Ema

Mit dem Flammenwerfer zieht Ema durch die Nacht von Valparaíso, in der ersten Sequenz des Films von Pablo Larraín muss eine Verkehrsampel dranglauben.

Diese Bilder sind programmatisch für die restlichen knapp 100 Minuten: Ohne jede Rücksicht auf Verluste zieht Ema (Mariana di Girolamo) eine Schneise der Verwüstung. Die Hauptfigur ist eine platinblondierte narzisstische Egomanin, die sich nimmt, wonach ihr gerade der Sinn steht, und ihr Spielzeug (Menschen ebenso wie Gegenstände) fallen lässt, sobald sie die Lust daran verloren hat.

Einen klassischen Plot gibt es in „Ema“ nicht, aus vielen kleinen elliptischen Sequenzen voller Zeitsprünge setzt sich jedoch langsam das Psychogramm der Titelfigur zusammen.
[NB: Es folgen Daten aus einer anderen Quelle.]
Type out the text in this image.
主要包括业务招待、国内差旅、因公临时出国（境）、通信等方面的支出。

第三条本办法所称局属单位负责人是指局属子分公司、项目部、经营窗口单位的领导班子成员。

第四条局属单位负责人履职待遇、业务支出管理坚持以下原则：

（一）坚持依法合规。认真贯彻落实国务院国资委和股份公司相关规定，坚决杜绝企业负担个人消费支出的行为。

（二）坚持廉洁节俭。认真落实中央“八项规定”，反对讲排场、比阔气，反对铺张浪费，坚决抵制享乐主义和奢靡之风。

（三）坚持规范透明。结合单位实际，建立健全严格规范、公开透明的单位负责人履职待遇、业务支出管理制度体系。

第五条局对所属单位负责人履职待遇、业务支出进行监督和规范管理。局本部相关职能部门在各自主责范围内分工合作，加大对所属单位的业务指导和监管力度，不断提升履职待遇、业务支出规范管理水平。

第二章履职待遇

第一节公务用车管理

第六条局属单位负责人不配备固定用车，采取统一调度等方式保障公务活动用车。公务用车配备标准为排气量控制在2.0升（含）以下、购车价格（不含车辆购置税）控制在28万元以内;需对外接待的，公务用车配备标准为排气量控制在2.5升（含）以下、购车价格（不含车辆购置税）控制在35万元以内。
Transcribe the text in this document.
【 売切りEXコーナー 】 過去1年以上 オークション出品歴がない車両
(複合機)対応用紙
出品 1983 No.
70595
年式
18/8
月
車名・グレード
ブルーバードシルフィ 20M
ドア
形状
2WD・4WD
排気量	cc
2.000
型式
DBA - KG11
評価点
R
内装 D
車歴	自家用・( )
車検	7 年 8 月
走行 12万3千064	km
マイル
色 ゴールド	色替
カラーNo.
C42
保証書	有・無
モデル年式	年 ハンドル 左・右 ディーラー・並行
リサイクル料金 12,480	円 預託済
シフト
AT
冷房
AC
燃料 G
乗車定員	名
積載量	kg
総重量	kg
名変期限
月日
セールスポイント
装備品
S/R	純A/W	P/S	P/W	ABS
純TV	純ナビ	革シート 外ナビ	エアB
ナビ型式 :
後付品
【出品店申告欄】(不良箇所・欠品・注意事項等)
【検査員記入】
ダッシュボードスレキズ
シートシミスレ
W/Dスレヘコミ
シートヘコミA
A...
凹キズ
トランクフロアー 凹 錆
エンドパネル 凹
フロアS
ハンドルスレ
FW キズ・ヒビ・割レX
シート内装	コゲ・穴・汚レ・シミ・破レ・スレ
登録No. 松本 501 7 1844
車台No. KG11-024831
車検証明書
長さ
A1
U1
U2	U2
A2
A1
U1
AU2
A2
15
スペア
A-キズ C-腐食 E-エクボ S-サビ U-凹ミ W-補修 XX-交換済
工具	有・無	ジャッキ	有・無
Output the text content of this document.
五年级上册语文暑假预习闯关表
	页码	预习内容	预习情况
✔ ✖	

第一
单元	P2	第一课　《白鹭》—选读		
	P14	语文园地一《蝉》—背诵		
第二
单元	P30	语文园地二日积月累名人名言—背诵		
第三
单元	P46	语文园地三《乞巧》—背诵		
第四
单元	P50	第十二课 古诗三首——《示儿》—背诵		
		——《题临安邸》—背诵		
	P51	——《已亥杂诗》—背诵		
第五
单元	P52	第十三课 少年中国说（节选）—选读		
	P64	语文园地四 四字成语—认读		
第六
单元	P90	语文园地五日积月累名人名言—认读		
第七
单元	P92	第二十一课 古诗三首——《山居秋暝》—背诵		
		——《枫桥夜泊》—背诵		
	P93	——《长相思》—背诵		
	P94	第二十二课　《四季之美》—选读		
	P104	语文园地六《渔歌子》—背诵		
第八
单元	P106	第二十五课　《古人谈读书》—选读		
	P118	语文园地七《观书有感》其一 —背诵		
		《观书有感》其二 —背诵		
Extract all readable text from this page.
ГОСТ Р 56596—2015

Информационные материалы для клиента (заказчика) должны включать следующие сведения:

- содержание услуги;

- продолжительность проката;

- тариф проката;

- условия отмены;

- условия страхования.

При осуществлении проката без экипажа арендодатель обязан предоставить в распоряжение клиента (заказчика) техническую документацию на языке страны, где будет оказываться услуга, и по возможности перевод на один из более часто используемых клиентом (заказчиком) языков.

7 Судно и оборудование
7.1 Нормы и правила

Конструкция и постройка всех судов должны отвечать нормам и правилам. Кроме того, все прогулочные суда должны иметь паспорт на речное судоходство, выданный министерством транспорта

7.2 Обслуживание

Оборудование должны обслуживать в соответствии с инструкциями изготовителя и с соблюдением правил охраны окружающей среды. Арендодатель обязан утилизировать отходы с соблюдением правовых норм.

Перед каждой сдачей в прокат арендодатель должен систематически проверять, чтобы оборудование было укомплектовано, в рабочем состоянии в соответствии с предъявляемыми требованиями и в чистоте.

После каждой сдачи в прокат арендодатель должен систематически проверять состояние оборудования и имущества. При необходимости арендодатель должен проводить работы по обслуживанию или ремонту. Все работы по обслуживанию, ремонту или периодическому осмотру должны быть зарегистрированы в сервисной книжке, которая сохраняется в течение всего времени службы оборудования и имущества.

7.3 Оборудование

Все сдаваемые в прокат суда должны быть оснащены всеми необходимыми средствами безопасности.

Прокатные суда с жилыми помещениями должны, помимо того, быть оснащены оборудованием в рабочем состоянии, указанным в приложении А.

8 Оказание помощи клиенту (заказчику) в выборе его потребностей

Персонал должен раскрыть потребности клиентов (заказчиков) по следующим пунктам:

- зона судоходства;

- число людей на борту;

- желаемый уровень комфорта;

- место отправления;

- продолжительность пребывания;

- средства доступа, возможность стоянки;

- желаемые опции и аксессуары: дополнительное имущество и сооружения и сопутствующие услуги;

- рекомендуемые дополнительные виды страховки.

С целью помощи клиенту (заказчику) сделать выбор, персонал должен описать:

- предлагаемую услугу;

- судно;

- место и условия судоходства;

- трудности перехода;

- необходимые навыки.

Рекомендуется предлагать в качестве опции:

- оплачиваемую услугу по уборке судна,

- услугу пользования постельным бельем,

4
Auch was sie antreibt, wird nach und nach klar: Mit ihrem Partner, dem Choreographen Gastón (Gael García Bernal), hat sie Polo adoptiert, war jedoch wie insgesamt mit ihrem Gefühlshaushalt auch mit der Erziehung des Kindes überfordert. Als Polo das Haus in Flammen steckte und seine Tante nur schwer enstellt überlebte, gab Ema das adoptierte Kind zurück und für eine neue Pflegefamiilie frei, bereut diesen Entschluss jedoch recht schnell.

Den Film durchziehen verbitterte Rededuelle voller gegenseitiger Schuldzuweisungen zwischen Gastón und der Protagonistin Ema. Das sind die wenigen Momente, in denen Gael García Bernal über die Rolle eines Side-Kicks hinauskommt. Der restliche Film kreist um die sprunghafte Ema, die sich wesentlichb faszinerender und rätselhafter findet als es der traurigen Realität hinter ihrer Selbststilisierung entspricht.

Am stärksten ist der Film, wenn er sich von seiner Fixierheit auf Ema löst und die Protagonistin in hervorragenden, tänzerisch ebenso wie visuell beeindruckenden Choreographien unterschiedlicher Tanzstile aufgehen lässt. Diese kurzen Sequenzen auf der Bühne unter einem roten, pulsierenden Feuerball oder im Reggaeton-Stil am Hafen sind die Höhepunkte von „Ema“, der im September 2019 im Wettbewerb von Venedig Premiere hatte, über weitere Festivals wie Toronto, Sundance und zuletzt Hamburg tourte und am 22. Oktober 2020 in den deutschen Kinos starten wird.